Sprint also warned its third quarter results would miss earlier forecasts, with a net loss of 337,000 subscribers and revenue below the earlier range of $41 billion to $42 billion.
Sprint shares fell more than 2 percent in morning trading Tuesday to $18.06.
Forsee’s downfall may have been the difficulties the company has had integrating Sprint and Nextel and realizing the potential seen in that massive merger.
While Nextel was seen as something of a prize because of its deep penetration in the business sector — where its push-to-talk walkie-talkie feature has found traction — the process of merging networks, customer service and billing services has taken far longer than the company predicted.
The beginning of the end for Forsee may have come over the summer when Sprint reported a 95 percent plunge in profit for its second quarter, a shortfall that was blamed on integration costs and the expenses tied to workforce reduction efforts.
Investors soon began agitating for the company to change its strategy.
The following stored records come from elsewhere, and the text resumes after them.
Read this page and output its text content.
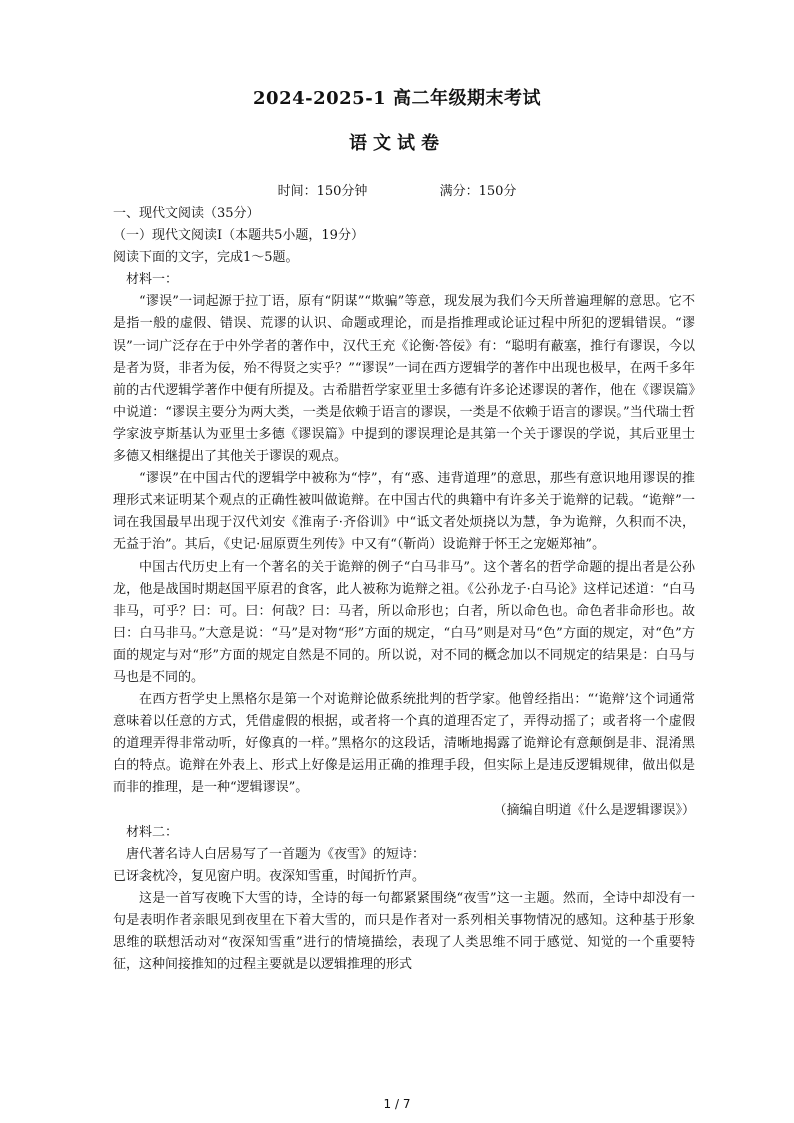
2024-2025-1 高二年级期末考试
语文试卷
时间：150分钟	满分：150分

一、现代文阅读（35分）

（一）现代文阅读Ⅰ（本题共5小题，19分）

阅读下面的文字，完成1～5题。

材料一：

“谬误”一词起源于拉丁语，原有“阴谋”“欺骗”等意，现发展为我们今天所普遍理解的意思。它不是指一般的虚假、错误、荒谬的认识、命题或理论，而是指推理或论证过程中所犯的逻辑错误。“谬误”一词广泛存在于中外学者的著作中，汉代王充《论衡·答佞》有：“聪明有蔽塞，推行有谬误，今以是者为贤，非者为佞，殆不得贤之实乎？”“谬误”一词在西方逻辑学的著作中出现也极早，在两千多年前的古代逻辑学著作中便有所提及。古希腊哲学家亚里士多德有许多论述谬误的著作，他在《谬误篇》中说道：“谬误主要分为两大类，一类是依赖于语言的谬误，一类是不依赖于语言的谬误。”当代瑞士哲学家波亨斯基认为亚里士多德《谬误篇》中提到的谬误理论是其第一个关于谬误的学说，其后亚里士多德又相继提出了其他关于谬误的观点。

“谬误”在中国古代的逻辑学中被称为“悖”，有“惑、违背道理”的意思，那些有意识地用谬误的推理形式来证明某个观点的正确性被叫做诡辩。在中国古代的典籍中有许多关于诡辩的记载。“诡辩”一词在我国最早出现于汉代刘安《淮南子·齐俗训》中“诋文者处烦挠以为慧，争为诡辩，久积而不决，无益于治”。其后，《史记·屈原贾生列传》中又有“（靳尚）设诡辩于怀王之宠姬郑袖”。

中国古代历史上有一个著名的关于诡辩的例子“白马非马”。这个著名的哲学命题的提出者是公孙龙，他是战国时期赵国平原君的食客，此人被称为诡辩之祖。《公孙龙子·白马论》这样记述道：“白马非马，可乎？曰：可。曰：何哉？曰：马者，所以命形也；白者，所以命色也。命色者非命形也。故曰：白马非马。”大意是说：“马”是对物“形”方面的规定，“白马”则是对马“色”方面的规定，对“色”方面的规定与对“形”方面的规定自然是不同的。所以说，对不同的概念加以不同规定的结果是：白马与马也是不同的。

在西方哲学史上黑格尔是第一个对诡辩论做系统批判的哲学家。他曾经指出：“‘诡辩’这个词通常意味着以任意的方式，凭借虚假的根据，或者将一个真的道理否定了，弄得动摇了；或者将一个虚假的道理弄得非常动听，好像真的一样。”黑格尔的这段话，清晰地揭露了诡辩论有意颠倒是非、混淆黑白的特点。诡辩在外表上、形式上好像是运用正确的推理手段，但实际上是违反逻辑规律，做出似是而非的推理，是一种“逻辑谬误”。

（摘编自明道《什么是逻辑谬误》）

材料二：

唐代著名诗人白居易写了一首题为《夜雪》的短诗：

已讶衾枕冷，复见窗户明。夜深知雪重，时闻折竹声。

这是一首写夜晚下大雪的诗，全诗的每一句都紧紧围绕“夜雪”这一主题。然而，全诗中却没有一句是表明作者亲眼见到夜里在下着大雪的，而只是作者对一系列相关事物情况的感知。这种基于形象思维的联想活动对“夜深知雪重”进行的情境描绘，表现了人类思维不同于感觉、知觉的一个重要特征，这种间接推知的过程主要就是以逻辑推理的形式

1 / 7
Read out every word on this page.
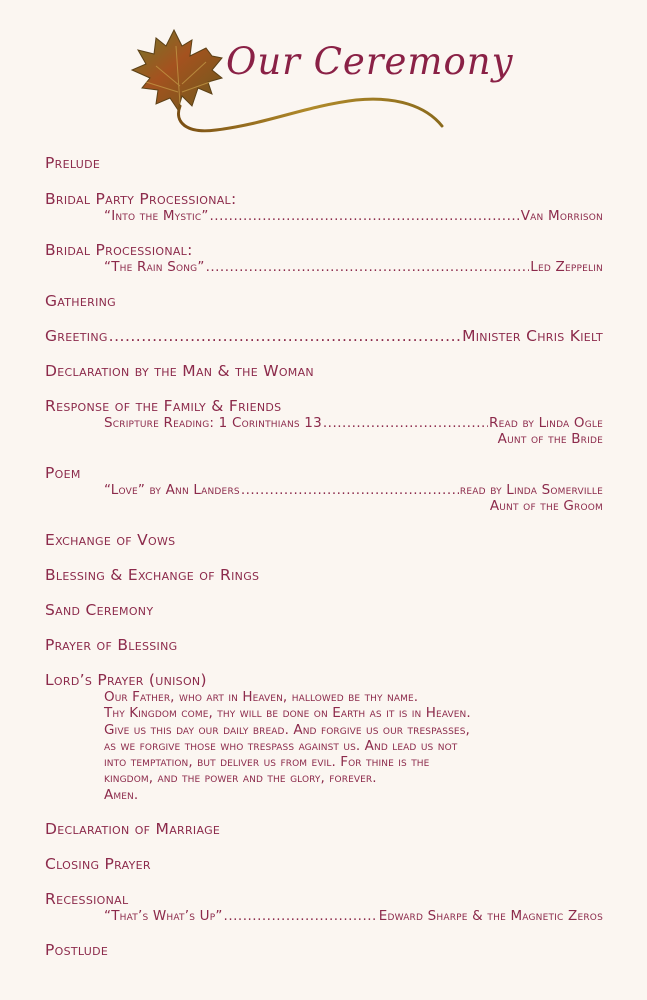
Our Ceremony
Prelude
Bridal Party Processional:
“Into the Mystic” .....	Van Morrison
Bridal Processional:
“The Rain Song” .....	Led Zeppelin
Gathering
Greeting .....	Minister Chris Kielt
Declaration by the Man & the Woman
Response of the Family & Friends
Scripture Reading: 1 Corinthians 13 .....	Read by Linda Ogle
Aunt of the Bride
Poem
“Love” by Ann Landers .....	read by Linda Somerville
Aunt of the Groom
Exchange of Vows
Blessing & Exchange of Rings
Sand Ceremony
Prayer of Blessing
Lord’s Prayer (unison)
Our Father, who art in Heaven, hallowed be thy name.
Thy Kingdom come, thy will be done on Earth as it is in Heaven.
Give us this day our daily bread. And forgive us our trespasses,
as we forgive those who trespass against us. And lead us not
into temptation, but deliver us from evil. For thine is the
kingdom, and the power and the glory, forever.
Amen.
Declaration of Marriage
Closing Prayer
Recessional
“That’s What’s Up” .....	Edward Sharpe & the Magnetic Zeros
Postlude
Activist investor Ralph Whitworth, who owns about 2 percent of Sprint’s outstanding shares through Relational Investors, has led the call for more drastic action. Whitworth has called on the board to sell off some assets, including its legacy long-distance calling business and its relatively small fiber-optic network.
In the second quarter, Sprint manage to add 16,000 subscription customers. While that was its first increase in a year, it paled compared to the gains made by AT&T, which added 900,000 customers, and Verizon Wireless, which posted a gain of 1.5 million.
Slower on WiMax?
Once a dominant long-distance carrier along with MCI, Sprint has morphed into a telecom company whose assets are mainly in the wireless area, telecommunications industry analyst Jeff Kagan told the E-Commerce Times.
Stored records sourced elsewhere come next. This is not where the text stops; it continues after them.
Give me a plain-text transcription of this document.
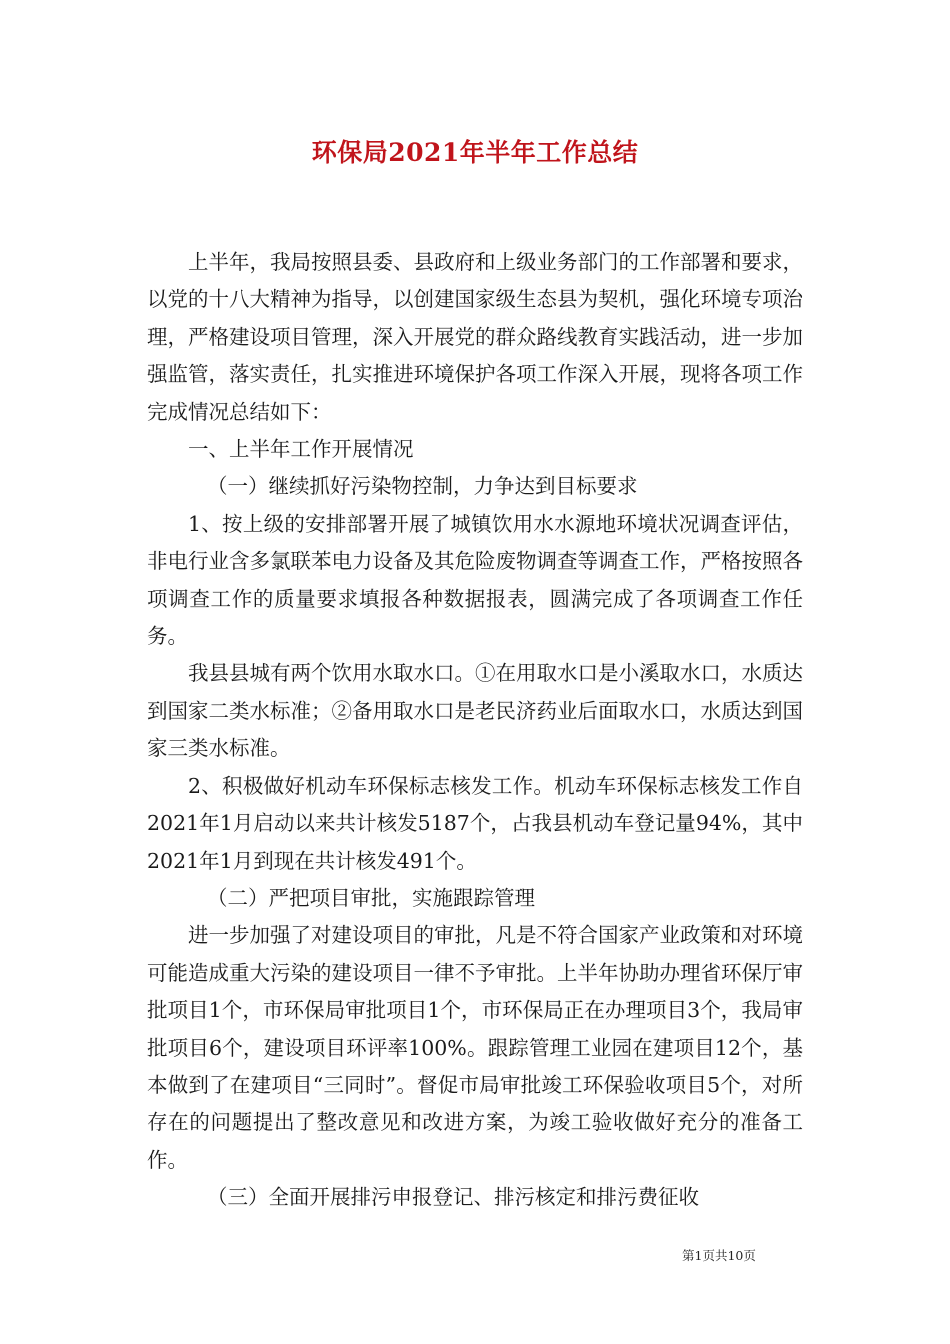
环保局2021年半年工作总结

上半年，我局按照县委、县政府和上级业务部门的工作部署和要求，以党的十八大精神为指导，以创建国家级生态县为契机，强化环境专项治理，严格建设项目管理，深入开展党的群众路线教育实践活动，进一步加强监管，落实责任，扎实推进环境保护各项工作深入开展，现将各项工作完成情况总结如下：

一、上半年工作开展情况

（一）继续抓好污染物控制，力争达到目标要求

1、按上级的安排部署开展了城镇饮用水水源地环境状况调查评估，非电行业含多氯联苯电力设备及其危险废物调查等调查工作，严格按照各项调查工作的质量要求填报各种数据报表，圆满完成了各项调查工作任务。

我县县城有两个饮用水取水口。①在用取水口是小溪取水口，水质达到国家二类水标准；②备用取水口是老民济药业后面取水口，水质达到国家三类水标准。

2、积极做好机动车环保标志核发工作。机动车环保标志核发工作自2021年1月启动以来共计核发5187个，占我县机动车登记量94%，其中2021年1月到现在共计核发491个。

（二）严把项目审批，实施跟踪管理

进一步加强了对建设项目的审批，凡是不符合国家产业政策和对环境可能造成重大污染的建设项目一律不予审批。上半年协助办理省环保厅审批项目1个，市环保局审批项目1个，市环保局正在办理项目3个，我局审批项目6个，建设项目环评率100%。跟踪管理工业园在建项目12个，基本做到了在建项目“三同时”。督促市局审批竣工环保验收项目5个，对所存在的问题提出了整改意见和改进方案，为竣工验收做好充分的准备工作。

（三）全面开展排污申报登记、排污核定和排污费征收

第1页共10页
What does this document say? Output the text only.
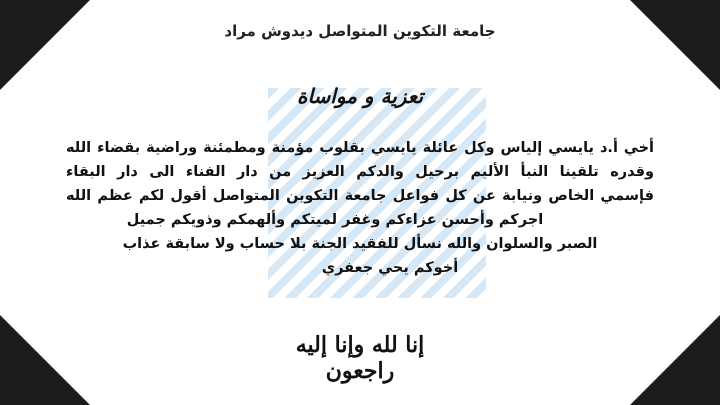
جامعة التكوين المتواصل ديدوش مراد
تعزية و مواساة
أخي أ.د يايسي إلياس وكل عائلة يايسي بقلوب مؤمنة ومطمئنة وراضية بقضاء الله
وقدره تلقينا النبأ الأليم برحيل والدكم العزيز من دار الفناء الى دار البقاء
فإسمي الخاص ونيابة عن كل فواعل جامعة التكوين المتواصل أقول لكم عظم الله
اجركم وأحسن عزاءكم وغفر لميتكم وألهمكم وذويكم جميل
الصبر والسلوان والله نسأل للفقيد الجنة بلا حساب ولا سابقة عذاب
أخوكم يحي جعفري
إنا لله وإنا إليه راجعون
“Sprint is not the same company as it was just a few short years ago, and it will be different a few years from now,” he said.
Sprint has transformed by acquiring Nextel, spinning off its local phone business in a venture called “Embarq” and has moved to round out its product offerings by partnering with cable companies. By contrast, AT&T and Verizon are moving into video-distribution directly through their own nationwide high-speed fiber networks, an investment Sprint has chosen not to make.
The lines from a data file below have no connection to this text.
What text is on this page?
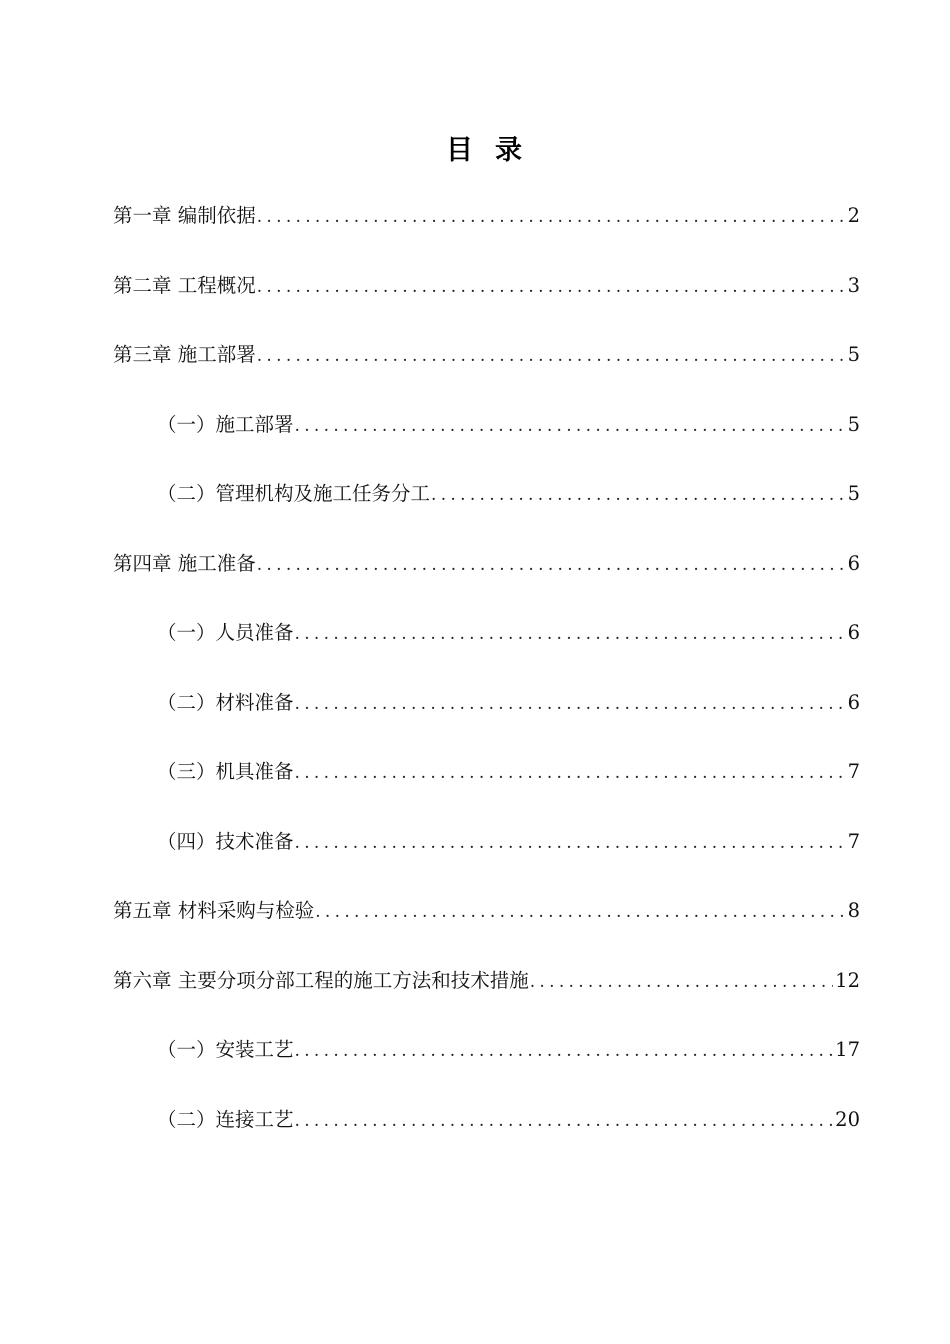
目录
第一章 编制依据 .....	2
第二章 工程概况 .....	3
第三章 施工部署 .....	5
（一）施工部署 .....	5
（二）管理机构及施工任务分工 .....	5
第四章 施工准备 .....	6
（一）人员准备 .....	6
（二）材料准备 .....	6
（三）机具准备 .....	7
（四）技术准备 .....	7
第五章 材料采购与检验 .....	8
第六章 主要分项分部工程的施工方法和技术措施 .....	12
（一）安装工艺 .....	17
（二）连接工艺 .....	20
In fact, Sprint Nextel is more of a wireless company than most of its main rivals and on that basis is actually a solid competitor, with a robust network that was augmented considerably by the assets picked up in the Nextel deal.
“Sprint maybe hasn’t done the best job of getting the word out about how strong its network is,” Kagan said. It has also been low-key about the advances it has helped bring to the industry, as one of the first carriers to support cell phones with built-in digital cameras. “All this leads me to believe the problem is a perception problem as opposed to a real problem.”
It’s unclear whether Sprint will carry forward Forsee’s vision of the company becoming the leader in WiMax, the still-emerging broadband wireless standard that promises high-speed data downloads on cell phones, laptops and other devices in far more areas than are covered by WiFi and at speed higher than 3G networks now being rolled out by Verizon and AT&T.
The planned $5 billion capital investment in WiMax may come under scrutiny under a new CEO, especially if the company’s short-term financial performance doesn’t improve, Forrester Research analyst Charles Golvin told the E-Commerce Times.
Sprint has laid out an ambitious plan to reach 100 million users with WiMax by the end of 2008, though there may be relatively few users with WiMax-enabled devices by that time. “If nothing else, the plan may be dialed back a bit,” he said.
Sprint and Forsee may have underestimated the challenge that would be posed by combining the Nextel and Sprint networks, which are based on different technologies — Nextel’s is an iDEN network — and completing the migration of Nextel users will be the top priority for the new chief executive, Golvin added.